OJK Ungkap Penyebab soal Banyak BPR Bertumbangan di Indonesia
Otoritas Jasa Keuangan (OJK). (Bisnis.com)
Jakarta, law-justice.co - Otoritas Jasa Keuangan (OJK) baru-baru ini membeberkan sejumlah alasan mengapa banyak Bank Perkreditan Rakyat (BPR) yang tumbang di Indonesia belakangan ini.
Kepala Eksekutif Pengawas Perbankan OJK Dian Ediana Rae menyebut pihaknya memang menargetkan memangkas jumlah BPR di Tanah Air. Ini sesuai dengan amanah UU Nomor 4 Tahun 2023 tentang Pengembangan dan Penguatan Sektor Keuangan (UU PPSK), yang memuat mandat dan kewenangan baru untuk BPR.
Meski begitu, Dian mengatakan eksistensi BPR yang berkurang cukup drastis ini tidak semata target OJK dan amanat UU PPSK. Ia merinci setidaknya ada tiga alasan utama di balik mulai kolapsnya bank-bank ini.
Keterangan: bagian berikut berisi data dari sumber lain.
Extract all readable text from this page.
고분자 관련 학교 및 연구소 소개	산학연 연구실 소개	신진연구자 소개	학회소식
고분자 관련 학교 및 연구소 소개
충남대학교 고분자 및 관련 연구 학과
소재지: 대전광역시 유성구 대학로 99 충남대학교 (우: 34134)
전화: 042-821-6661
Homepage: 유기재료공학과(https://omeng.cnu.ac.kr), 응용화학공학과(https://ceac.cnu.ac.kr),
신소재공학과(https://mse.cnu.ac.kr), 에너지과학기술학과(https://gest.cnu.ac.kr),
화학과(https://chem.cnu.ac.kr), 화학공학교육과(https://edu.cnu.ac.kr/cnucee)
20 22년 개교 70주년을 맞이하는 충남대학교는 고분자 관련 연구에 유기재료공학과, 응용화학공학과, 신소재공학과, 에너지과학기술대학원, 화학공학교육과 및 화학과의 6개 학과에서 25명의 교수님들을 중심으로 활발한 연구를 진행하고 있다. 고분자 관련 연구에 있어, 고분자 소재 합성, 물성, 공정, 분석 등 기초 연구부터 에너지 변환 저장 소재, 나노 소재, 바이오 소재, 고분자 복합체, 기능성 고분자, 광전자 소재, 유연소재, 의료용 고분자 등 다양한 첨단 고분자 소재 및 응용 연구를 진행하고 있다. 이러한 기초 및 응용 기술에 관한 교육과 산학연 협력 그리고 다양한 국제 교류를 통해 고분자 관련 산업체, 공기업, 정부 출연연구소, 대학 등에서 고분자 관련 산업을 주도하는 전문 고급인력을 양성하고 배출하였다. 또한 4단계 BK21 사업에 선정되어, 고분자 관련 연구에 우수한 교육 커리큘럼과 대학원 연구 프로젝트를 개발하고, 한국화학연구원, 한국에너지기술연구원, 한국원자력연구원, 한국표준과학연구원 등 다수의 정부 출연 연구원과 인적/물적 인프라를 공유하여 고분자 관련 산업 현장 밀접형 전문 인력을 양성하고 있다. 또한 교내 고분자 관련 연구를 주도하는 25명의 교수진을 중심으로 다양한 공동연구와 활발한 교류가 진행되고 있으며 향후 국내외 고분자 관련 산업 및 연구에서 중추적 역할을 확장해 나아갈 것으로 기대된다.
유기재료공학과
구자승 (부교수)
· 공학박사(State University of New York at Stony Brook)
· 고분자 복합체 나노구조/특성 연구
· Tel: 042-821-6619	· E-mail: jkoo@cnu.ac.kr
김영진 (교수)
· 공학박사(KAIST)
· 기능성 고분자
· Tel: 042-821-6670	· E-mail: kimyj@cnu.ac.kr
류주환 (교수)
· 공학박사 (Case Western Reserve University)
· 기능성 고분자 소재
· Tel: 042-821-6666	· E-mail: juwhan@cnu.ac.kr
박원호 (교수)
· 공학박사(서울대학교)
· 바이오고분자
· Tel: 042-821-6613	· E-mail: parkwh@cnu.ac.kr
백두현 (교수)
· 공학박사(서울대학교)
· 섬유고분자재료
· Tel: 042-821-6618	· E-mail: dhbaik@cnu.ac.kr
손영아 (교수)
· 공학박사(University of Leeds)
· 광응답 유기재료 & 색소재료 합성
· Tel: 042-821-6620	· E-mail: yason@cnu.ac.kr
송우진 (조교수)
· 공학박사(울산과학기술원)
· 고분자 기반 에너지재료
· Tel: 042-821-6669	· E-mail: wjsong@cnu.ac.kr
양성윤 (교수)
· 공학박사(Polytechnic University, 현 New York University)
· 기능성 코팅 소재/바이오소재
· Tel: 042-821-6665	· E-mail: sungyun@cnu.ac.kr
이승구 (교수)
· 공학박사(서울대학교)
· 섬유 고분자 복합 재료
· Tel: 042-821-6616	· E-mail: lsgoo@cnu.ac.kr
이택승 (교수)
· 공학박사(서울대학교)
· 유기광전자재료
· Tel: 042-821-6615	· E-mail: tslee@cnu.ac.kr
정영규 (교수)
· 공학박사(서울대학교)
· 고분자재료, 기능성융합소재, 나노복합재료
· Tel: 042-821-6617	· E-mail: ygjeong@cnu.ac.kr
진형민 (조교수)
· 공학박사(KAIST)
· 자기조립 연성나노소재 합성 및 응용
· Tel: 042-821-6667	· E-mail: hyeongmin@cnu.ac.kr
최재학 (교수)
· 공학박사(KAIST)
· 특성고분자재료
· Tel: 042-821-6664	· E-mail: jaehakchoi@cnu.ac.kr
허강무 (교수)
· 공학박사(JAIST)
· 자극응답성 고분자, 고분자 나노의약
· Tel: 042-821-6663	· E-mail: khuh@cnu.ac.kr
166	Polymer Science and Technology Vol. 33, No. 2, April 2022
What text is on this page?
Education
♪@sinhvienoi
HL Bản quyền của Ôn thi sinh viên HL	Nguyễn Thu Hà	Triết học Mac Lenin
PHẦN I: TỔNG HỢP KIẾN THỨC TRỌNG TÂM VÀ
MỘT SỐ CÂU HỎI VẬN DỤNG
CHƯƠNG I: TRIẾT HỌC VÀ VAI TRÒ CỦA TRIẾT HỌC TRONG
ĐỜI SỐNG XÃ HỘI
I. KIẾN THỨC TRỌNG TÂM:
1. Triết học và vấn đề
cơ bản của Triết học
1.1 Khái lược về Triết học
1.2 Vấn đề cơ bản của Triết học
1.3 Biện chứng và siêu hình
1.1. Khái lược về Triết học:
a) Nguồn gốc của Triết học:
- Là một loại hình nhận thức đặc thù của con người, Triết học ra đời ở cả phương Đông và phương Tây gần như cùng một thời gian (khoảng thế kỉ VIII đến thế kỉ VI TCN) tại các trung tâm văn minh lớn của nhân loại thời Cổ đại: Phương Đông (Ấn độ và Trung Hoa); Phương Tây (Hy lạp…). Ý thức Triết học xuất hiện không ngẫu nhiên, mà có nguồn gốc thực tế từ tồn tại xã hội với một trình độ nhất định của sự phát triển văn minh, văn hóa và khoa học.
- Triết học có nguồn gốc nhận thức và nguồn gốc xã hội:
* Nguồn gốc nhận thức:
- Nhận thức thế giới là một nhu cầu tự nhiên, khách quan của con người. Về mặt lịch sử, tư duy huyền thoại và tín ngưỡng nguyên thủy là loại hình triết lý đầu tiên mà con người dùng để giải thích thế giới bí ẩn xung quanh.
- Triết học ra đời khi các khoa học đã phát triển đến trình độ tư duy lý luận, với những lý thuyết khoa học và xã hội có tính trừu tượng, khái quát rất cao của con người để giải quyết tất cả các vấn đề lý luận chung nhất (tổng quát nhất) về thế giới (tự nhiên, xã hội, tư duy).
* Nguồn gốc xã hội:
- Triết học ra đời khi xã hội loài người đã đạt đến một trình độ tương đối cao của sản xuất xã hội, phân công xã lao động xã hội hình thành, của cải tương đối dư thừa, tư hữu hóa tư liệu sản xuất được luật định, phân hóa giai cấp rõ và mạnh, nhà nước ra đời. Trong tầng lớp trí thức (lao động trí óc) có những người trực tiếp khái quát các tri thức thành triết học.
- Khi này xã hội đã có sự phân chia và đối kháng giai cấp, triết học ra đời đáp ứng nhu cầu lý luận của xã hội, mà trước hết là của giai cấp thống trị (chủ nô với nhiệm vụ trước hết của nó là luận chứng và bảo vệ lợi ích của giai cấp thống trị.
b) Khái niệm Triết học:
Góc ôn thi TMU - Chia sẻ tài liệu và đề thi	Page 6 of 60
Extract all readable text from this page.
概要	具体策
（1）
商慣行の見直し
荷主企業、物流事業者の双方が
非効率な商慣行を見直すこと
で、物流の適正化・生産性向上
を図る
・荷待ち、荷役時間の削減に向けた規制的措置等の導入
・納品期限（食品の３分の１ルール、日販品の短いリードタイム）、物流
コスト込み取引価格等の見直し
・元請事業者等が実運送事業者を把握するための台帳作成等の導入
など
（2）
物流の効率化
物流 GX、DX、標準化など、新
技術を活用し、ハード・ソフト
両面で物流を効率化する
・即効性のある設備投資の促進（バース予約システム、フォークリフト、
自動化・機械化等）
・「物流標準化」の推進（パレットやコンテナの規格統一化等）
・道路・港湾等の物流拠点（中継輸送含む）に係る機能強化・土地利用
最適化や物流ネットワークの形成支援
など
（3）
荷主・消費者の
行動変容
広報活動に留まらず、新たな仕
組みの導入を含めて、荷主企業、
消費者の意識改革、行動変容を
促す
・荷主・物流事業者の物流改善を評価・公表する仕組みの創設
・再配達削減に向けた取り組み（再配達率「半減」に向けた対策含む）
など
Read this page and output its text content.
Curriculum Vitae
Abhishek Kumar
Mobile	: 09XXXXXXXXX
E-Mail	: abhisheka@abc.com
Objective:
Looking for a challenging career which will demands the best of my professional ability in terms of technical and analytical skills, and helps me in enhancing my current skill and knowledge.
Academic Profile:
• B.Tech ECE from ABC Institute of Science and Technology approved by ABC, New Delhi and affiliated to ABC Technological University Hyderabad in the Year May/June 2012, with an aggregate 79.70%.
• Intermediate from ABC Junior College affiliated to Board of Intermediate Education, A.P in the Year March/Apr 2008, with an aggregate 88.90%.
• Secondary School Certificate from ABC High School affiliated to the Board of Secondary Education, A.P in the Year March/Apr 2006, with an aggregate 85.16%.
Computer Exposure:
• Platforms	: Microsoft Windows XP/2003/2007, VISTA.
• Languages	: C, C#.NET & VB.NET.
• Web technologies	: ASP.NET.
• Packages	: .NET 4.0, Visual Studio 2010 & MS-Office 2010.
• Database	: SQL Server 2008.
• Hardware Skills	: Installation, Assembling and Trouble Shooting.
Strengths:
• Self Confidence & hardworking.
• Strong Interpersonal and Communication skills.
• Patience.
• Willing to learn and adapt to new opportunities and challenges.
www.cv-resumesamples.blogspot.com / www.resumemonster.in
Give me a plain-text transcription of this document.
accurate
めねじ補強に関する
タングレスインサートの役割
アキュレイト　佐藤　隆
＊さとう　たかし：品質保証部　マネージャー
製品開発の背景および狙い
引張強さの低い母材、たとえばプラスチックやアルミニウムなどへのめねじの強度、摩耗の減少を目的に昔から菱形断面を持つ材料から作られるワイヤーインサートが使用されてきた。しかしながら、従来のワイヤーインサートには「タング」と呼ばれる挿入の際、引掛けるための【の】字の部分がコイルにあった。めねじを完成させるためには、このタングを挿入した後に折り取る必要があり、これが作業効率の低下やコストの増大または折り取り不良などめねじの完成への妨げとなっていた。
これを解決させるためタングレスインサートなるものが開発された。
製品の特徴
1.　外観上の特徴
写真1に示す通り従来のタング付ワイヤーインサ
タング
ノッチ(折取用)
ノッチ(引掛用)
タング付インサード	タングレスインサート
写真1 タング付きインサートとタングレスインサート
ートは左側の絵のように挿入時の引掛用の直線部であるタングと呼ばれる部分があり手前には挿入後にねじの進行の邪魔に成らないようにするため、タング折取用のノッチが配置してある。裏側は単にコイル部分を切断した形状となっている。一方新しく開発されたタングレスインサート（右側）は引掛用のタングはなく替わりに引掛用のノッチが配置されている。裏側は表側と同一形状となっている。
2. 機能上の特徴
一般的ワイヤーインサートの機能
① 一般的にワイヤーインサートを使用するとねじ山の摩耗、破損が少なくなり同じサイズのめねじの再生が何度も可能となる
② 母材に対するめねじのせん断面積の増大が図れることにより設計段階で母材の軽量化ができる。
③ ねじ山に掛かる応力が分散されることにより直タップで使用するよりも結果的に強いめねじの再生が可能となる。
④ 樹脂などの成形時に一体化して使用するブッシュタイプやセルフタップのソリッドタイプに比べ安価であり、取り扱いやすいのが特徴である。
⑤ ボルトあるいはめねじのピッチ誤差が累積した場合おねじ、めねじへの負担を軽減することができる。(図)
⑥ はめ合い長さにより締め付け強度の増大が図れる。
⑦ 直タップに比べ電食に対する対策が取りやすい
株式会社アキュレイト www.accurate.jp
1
Pertama, OJK menyinggung soal kepemilikan BPR yang kini sudah tidak bisa dimonopoli lagi. Oleh karena itu, Dian menyarankan konsolidasi sejumlah BPR yang memang dikuasai oleh satu orang.
"Sehingga kita akan menggunakan single presence policy, jadi satu orang itu hanya boleh memiliki satu BPR. Kalau sekarang memiliki 10 BPR, itu harus digabung, nanti 9 (BPR lain) jadi kantor cabang. Itu dalam konteks konsolidasi kalau kepemilikan sama," jelasnya dalam Konferensi Pers Pertemuan Tahunan Industri Jasa Keuangan 2024 yang disiarkan di YouTube OJK, Selasa (20/2).
Kedua, ada aturan soal ketentuan modal minimum. Ia mengatakan BPR kudu memenuhi ketentuan modal minimum sebesar Rp6 miliar jika ingin tetap beroperasi.
Jika ada BPR yang belum memenuhi aturan tersebut, OJK mendorong untuk melakukan merger. Dian menegaskan pihaknya akan mengupayakan keberlangsungan BPR jika memang masalahnya bersifat struktural, termasuk penyehatan.
Ketiga, terindikasi penipuan atau fraud. Menurutnya, faktor ini yang menjadi salah satu alasan banyak BPR tutup.
"Kalau BPR-BPR itu sudah mendasar persoalannya, apalagi terkait penipuan atau fraud, tentu ini kita harus akhiri (tutup). Kita tidak bisa membiarkan BPR ada di situ malah mengganggu integritas dan kepercayaan masyarakat terhadap industri BPR, yang sebetulnya secara umum kinerjanya bagus dan terus tumbuh, bisa memberikan pelayanan ke UMKM dan masyarakat kecil di berbagai daerah," jelas Dian.
Ia menyebut dari semula 1.600 BPR, jumlahnya saat ini terus berkurang. Meski secara umum kinerja bank-bank ini terbilang sehat, citranya terdampak oleh BPR lain yang bermasalah bahkan terindikasi fraud.
Oleh karena itu, Dian mengatakan OJK akan segera menuntaskan persoalan yang menjangkiti BPR tersebut.
"Kami di OJK sepakat menyelesaikan semua BPR-BPR bermasalah secepat mungkin, mungkin tahun ini (2024) akan kita bereskan. Mungkin akan ada peningkatan BPR yang ditutup kalau seandainya tidak bisa di-rescue (diselamatkan)," ungkapnya.
"Itu untuk kepentingan jangka panjang sehingga BPR betul-betul merupakan lembaga yang bisa dipercaya, dikatakan andalan oleh masyarakat kecil di berbagai daerah di Indonesia. Sehingga orang berurusan dengan BPR itu betul-betul dalam posisi confident, tidak takut uang digelapkan, dan sebagainya. Ini alasan pokoknya itu, penyehatan BPR itu dilakukan sistematik oleh kami," jelasnya.